4. Add the romanesco to the same pan and return to the oven to roast it for a few minutes. You want it to cook through, but maintain its color and crispness
5. While the vegetables cook, heat two teaspoons of olive oil in a small saucepan and sweat the green garlic until soft. Add the lamb jus and cook on very low heat to infuse. Right before serving, add the rest of the ingredients and season with salt.
6. Once the romanesco is cooked, add the rest of the shoots to the pan. Toss them so they wilt, do not cook through.

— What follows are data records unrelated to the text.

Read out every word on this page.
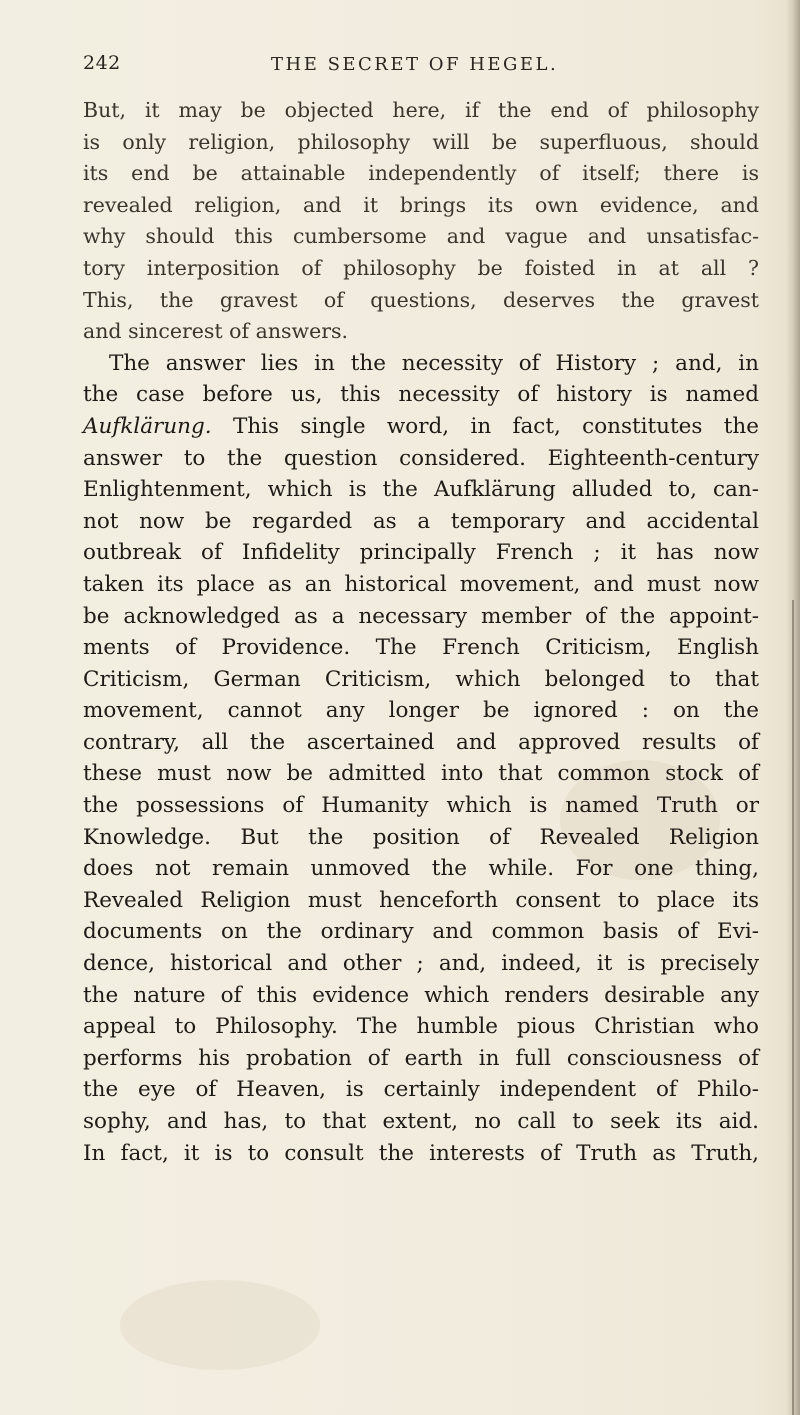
242	THE SECRET OF HEGEL.
But, it may be objected here, if the end of philosophy
is only religion, philosophy will be superfluous, should
its end be attainable independently of itself; there is
revealed religion, and it brings its own evidence, and
why should this cumbersome and vague and unsatisfac-
tory interposition of philosophy be foisted in at all ?
This, the gravest of questions, deserves the gravest
and sincerest of answers.
The answer lies in the necessity of History ; and, in
the case before us, this necessity of history is named
Aufklärung. This single word, in fact, constitutes the
answer to the question considered. Eighteenth-century
Enlightenment, which is the Aufklärung alluded to, can-
not now be regarded as a temporary and accidental
outbreak of Infidelity principally French ; it has now
taken its place as an historical movement, and must now
be acknowledged as a necessary member of the appoint-
ments of Providence. The French Criticism, English
Criticism, German Criticism, which belonged to that
movement, cannot any longer be ignored : on the
contrary, all the ascertained and approved results of
these must now be admitted into that common stock of
the possessions of Humanity which is named Truth or
Knowledge. But the position of Revealed Religion
does not remain unmoved the while. For one thing,
Revealed Religion must henceforth consent to place its
documents on the ordinary and common basis of Evi-
dence, historical and other ; and, indeed, it is precisely
the nature of this evidence which renders desirable any
appeal to Philosophy. The humble pious Christian who
performs his probation of earth in full consciousness of
the eye of Heaven, is certainly independent of Philo-
sophy, and has, to that extent, no call to seek its aid.
In fact, it is to consult the interests of Truth as Truth,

This will depend on what kind of shoots you have, their thickness, etc. The idea is to have crisp, fresh leaves in your dish. Season with salt and plate the vegetables in a platter or separate dishes.
7. Warm the lamb loin briefly in the oven for a couple of minutes. Slice the meat into quarter-inch slices and place over the vegetables.
8. Grate some lemon zest over the dish and use some of the juice to season your sauce. I prefer a good amount of acid to cut through the fat and slight gaminess of lamb. Spoon the sauce over your dish and finish with fleur de sel.